Für einen jungen Autoren ist Lawrence Block neben den erotischen Anspielungen wie harter Sex am Rande der Vergewaltigung oder ein flotter Dreier bei Tageslicht in einem schäbigen kleinen Zimmer ein ausgesprochen stringenter, psychologisch interessanter Roman gelungen.

Don Bashter ist ein Versicherungsvertreter. Im Koreakrieg ist er bei den Spezialeinheiten gewesen. Er weiß, wie man tötet. Inzwischen lebt er in einer unglücklichen Ehe in einer kleinen Stadt in Connecticut. Eines Tages kommt er betrunken nach Hause. Er streitet sich mit seiner Frau. Seine Hand rutscht aus, sie fällt unglücklich und stirbt beim Aufschlagen des Kopfes auf dem Boden. Es sind die 60er Jahre. Er könnte nur wegen Totschlag verurteilt werden. Sein Leben in der kleinen Gemeinde wäre zu Ende.

Also plant er minutiös über das Wochenende sein Verschwinden. Es ist nicht die letzte Szene, in welcher Lawrence Block hervorragend aufzeigt, wie geschickt Bashter alle seine Spuren verwischt und vor allem seine Zukunft plant. Die einzige Chance für ihn ist es, mit dem Mob in Verbindung zu treten und Gangster zu werden. Irgendwo zwischen New York und Los Angeles. Er sucht sich die kleinere Großstadt Buffalo aus.

Kaum angekommen beginnt er absichtlich mit seinen letzten viertausend Dollars die Aufmerksamkeit des örtlichen Syndikats er erringen.  Dazu muss er einen kanadischen Touristen zusammenschlagen, sich selbst von der örtlichen Polizei drangsalieren lassen und schließlich als ersten Job quasi auf eine Steuerabschreibung in Form einer Kneipe aufzupassen.

Pointiert, effektiv und für den Leser jederzeit nachvollziehbar mit ergänzenden Erläuterungen im Nachwort zeigt Block auf, wie ein Mensch allerdings lange vor der Internetzeit und einer perfekteren Überwachung „verschwinden“ kann.  Dabei geht es auch nicht um Schönheitsoperation, gefärbte Haare oder eine Flucht in Ausland.
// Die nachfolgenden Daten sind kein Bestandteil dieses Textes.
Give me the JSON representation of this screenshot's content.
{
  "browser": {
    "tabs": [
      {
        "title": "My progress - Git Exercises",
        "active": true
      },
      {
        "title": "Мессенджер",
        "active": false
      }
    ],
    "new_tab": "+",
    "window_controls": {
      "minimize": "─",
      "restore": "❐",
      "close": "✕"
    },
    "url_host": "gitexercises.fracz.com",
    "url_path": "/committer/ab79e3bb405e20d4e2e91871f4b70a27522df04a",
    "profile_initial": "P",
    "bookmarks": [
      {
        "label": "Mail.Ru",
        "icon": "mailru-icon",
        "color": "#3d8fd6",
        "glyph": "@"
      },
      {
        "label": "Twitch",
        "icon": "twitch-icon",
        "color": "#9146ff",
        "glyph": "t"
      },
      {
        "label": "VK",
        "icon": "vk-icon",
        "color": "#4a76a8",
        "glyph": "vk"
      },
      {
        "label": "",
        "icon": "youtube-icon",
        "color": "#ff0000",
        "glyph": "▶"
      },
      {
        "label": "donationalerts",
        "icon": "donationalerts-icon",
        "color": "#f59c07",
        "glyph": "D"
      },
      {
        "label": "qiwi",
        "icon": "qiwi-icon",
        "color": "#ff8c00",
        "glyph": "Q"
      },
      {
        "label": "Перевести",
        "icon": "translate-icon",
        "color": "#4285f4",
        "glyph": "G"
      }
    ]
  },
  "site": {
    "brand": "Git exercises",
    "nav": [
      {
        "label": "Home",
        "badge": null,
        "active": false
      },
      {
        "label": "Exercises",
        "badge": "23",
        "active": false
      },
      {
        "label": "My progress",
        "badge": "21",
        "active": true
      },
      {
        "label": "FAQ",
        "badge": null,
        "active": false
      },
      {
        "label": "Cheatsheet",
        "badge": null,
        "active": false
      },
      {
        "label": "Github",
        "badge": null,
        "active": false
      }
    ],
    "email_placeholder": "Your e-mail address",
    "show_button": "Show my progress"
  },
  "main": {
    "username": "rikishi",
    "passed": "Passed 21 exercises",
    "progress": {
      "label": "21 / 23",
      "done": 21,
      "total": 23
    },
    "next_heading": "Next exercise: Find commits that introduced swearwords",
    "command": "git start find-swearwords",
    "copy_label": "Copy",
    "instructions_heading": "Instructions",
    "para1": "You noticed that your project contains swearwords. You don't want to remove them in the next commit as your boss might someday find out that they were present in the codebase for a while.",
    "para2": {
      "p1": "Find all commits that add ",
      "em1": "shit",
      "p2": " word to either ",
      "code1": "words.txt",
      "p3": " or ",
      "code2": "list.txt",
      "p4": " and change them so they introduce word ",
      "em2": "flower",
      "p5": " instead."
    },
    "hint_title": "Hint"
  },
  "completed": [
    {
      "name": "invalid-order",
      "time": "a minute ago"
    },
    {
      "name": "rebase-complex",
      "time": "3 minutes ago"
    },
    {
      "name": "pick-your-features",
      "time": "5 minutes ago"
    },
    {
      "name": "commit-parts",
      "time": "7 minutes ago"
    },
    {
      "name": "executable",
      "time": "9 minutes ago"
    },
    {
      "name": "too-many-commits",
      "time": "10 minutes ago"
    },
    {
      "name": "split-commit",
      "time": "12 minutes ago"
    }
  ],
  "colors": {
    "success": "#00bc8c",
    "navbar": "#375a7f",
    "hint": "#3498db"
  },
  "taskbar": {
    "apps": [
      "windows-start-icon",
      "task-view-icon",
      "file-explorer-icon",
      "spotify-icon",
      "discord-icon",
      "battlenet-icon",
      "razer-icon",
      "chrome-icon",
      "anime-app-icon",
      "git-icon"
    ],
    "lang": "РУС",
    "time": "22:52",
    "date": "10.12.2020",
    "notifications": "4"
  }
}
Neue Kleider, neue Haltung und eine verführerische offensive Rücksichtslosigkeit reichen aus, um aus einem langweiligen Mittelklassemann mit einer militärischen Vergangenheit einen Gangster zu machen.

Aber Lawrence Block geht noch einen Schritt weiter. Im Syndikat gibt es Streit. Es kommt zu Machtkämpfen und Barshter soll in einer benachbarten Stadt einen Mann töten. Der letzte Schritt in den Abgrund, aus dem sich eine faszinierende Spirale von Gewalt und sexueller Dominanz entwickelt. Der Leser kann dem Geschehen gar nicht so schnell folgen, wie Barshter nicht nur zwischen den beiden Köpfen des örtlichen Syndikats die Seiten wechselt, sondern rücksichtslos den Mann erschießt, der ihn nur vom Flughafen und zum Mordopfer bringen soll. Später folgt innerhalb weniger Stunden eine Art Säuberungsaktion, die anscheinend Jahrzehnte später auch die Coen Brüder bei „Millers Crossing“ inspiriert haben könnte. Barshter fällt nach oben und sucht bei seiner gelegentlichen Geliebten – ein farbiges Zimmermädchen hält er sich zusätzlich als Gelegenheitsprostituierte –  Anne Bishop nach Bestätigung. Diese junge Frau hat bislang eher unabhängig gelebt und möchte es auch bleiben. Da sie nicht mit Las Vegas kommen will, nimmt er ihr die Arbeit und schließlich die Wohnung. Er treibt sie förmlich in seine Arme, ohne dabei das Echo zu berücksichtigen, das er bei seinen vielen Kinobesuchen im Grunde auf der Leinwand immer wieder sehen könnte.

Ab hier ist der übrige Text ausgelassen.